To sum it up, for the case at hand your solution certainly works, and there is no reason why it shouldn't. But on the other hand experience has taught us that with more complex programs, this way can cause problems which you can easily avoid by using a slightly different approach.
Also, I think it is safe to assume that everybody who criticised your example did so because they made a simnilar choice at some point, and later realised that it was a mistake.
I know I did.
This ties your underlying algorithm to specific behavior in your UI. Now, if you want to change either one of them, you have to make changes to both. As your app grows in size, if you don't keep your changes local by encapsulating logic, maintenance will become a nightmare.
If anyone for any reason ever needs to work on your code, they won't find practices and conventions they are familiar and comfortable with, so the boundaries of functionality won't exist. In other words, you are headed in the wrong direction on the Coupling/Cohesion trail. Functionally integrating State management with the UI is the classic poster child for this issue.
Do you understand OOP at all? (Not a criticism, but a legitimate question. If you did, this would be a lot clearer to you. Even if it's only VB6 OOP.)

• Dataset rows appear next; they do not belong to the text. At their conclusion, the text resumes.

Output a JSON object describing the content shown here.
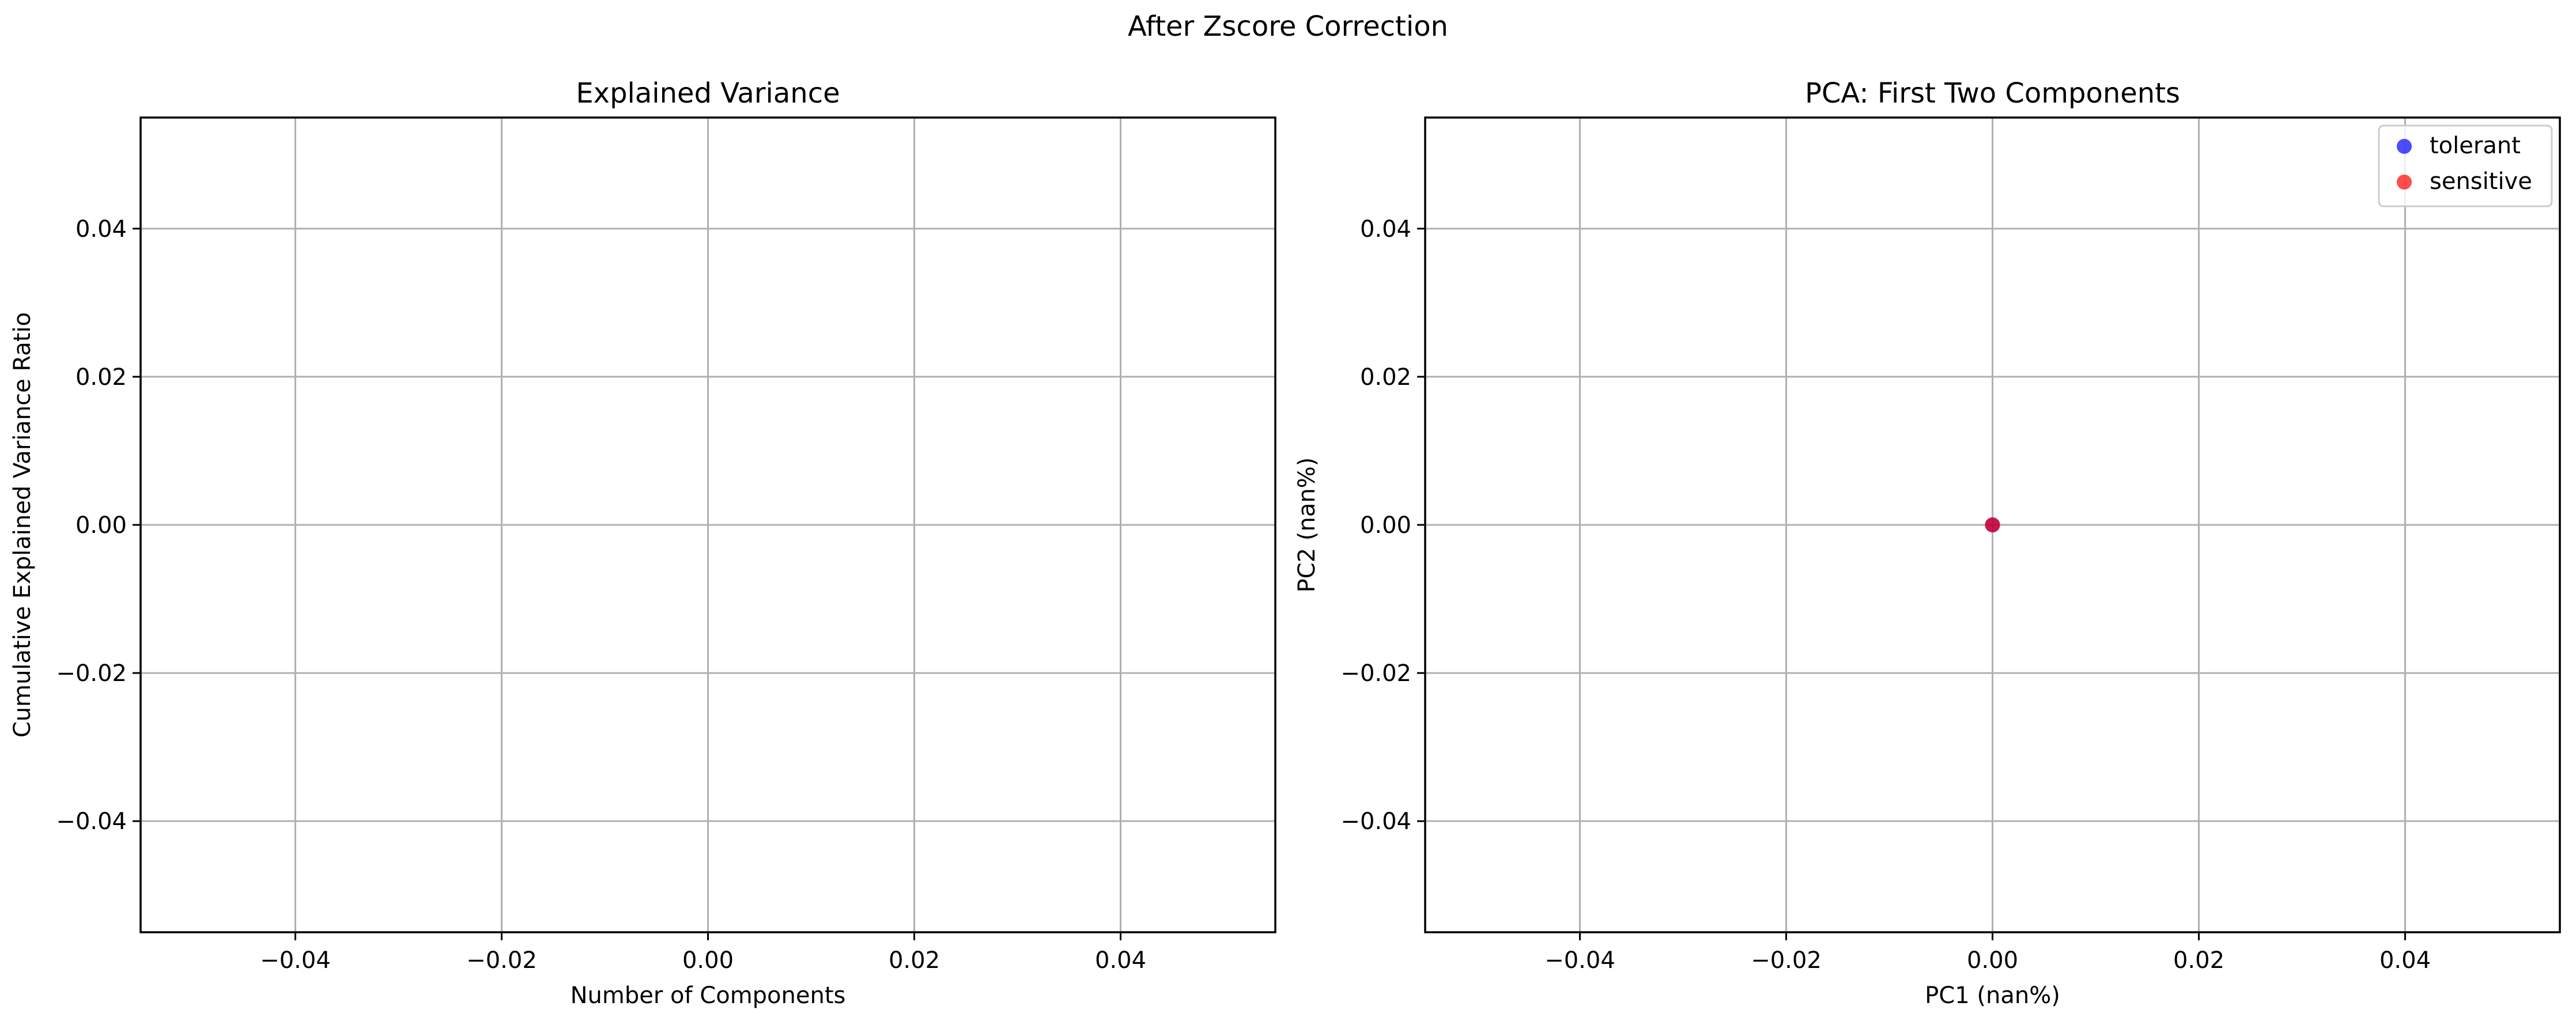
{
  "figure": {
    "suptitle": "After Zscore Correction"
  },
  "chart_data": [
    {
      "type": "line",
      "title": "Explained Variance",
      "xlabel": "Number of Components",
      "ylabel": "Cumulative Explained Variance Ratio",
      "xlim": [
        -0.055,
        0.055
      ],
      "ylim": [
        -0.055,
        0.055
      ],
      "xticks": [
        -0.04,
        -0.02,
        0.0,
        0.02,
        0.04
      ],
      "yticks": [
        -0.04,
        -0.02,
        0.0,
        0.02,
        0.04
      ],
      "xtick_labels": [
        "−0.04",
        "−0.02",
        "0.00",
        "0.02",
        "0.04"
      ],
      "ytick_labels": [
        "−0.04",
        "−0.02",
        "0.00",
        "0.02",
        "0.04"
      ],
      "grid": true,
      "series": []
    },
    {
      "type": "scatter",
      "title": "PCA: First Two Components",
      "xlabel": "PC1 (nan%)",
      "ylabel": "PC2 (nan%)",
      "xlim": [
        -0.055,
        0.055
      ],
      "ylim": [
        -0.055,
        0.055
      ],
      "xticks": [
        -0.04,
        -0.02,
        0.0,
        0.02,
        0.04
      ],
      "yticks": [
        -0.04,
        -0.02,
        0.0,
        0.02,
        0.04
      ],
      "xtick_labels": [
        "−0.04",
        "−0.02",
        "0.00",
        "0.02",
        "0.04"
      ],
      "ytick_labels": [
        "−0.04",
        "−0.02",
        "0.00",
        "0.02",
        "0.04"
      ],
      "grid": true,
      "legend": "top-right",
      "series": [
        {
          "name": "tolerant",
          "color": "#0000ff",
          "points": [
            [
              0.0,
              0.0
            ]
          ]
        },
        {
          "name": "sensitive",
          "color": "#ff0000",
          "points": [
            [
              0.0,
              0.0
            ]
          ]
        }
      ]
    }
  ]
}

Localization has the biggest impact on the type of logic OP is presenting. As several people mentioned it - what if you need to translate the app into Chinese? And German? And Russian?
You'd have to add additional constants covering those languages too... pure hell. GUI data should remain what it is, a GUI data.
The method OP describes here reminded me what Henry ford said: "Any customer can have a car painted any color that he wants so long as it is black".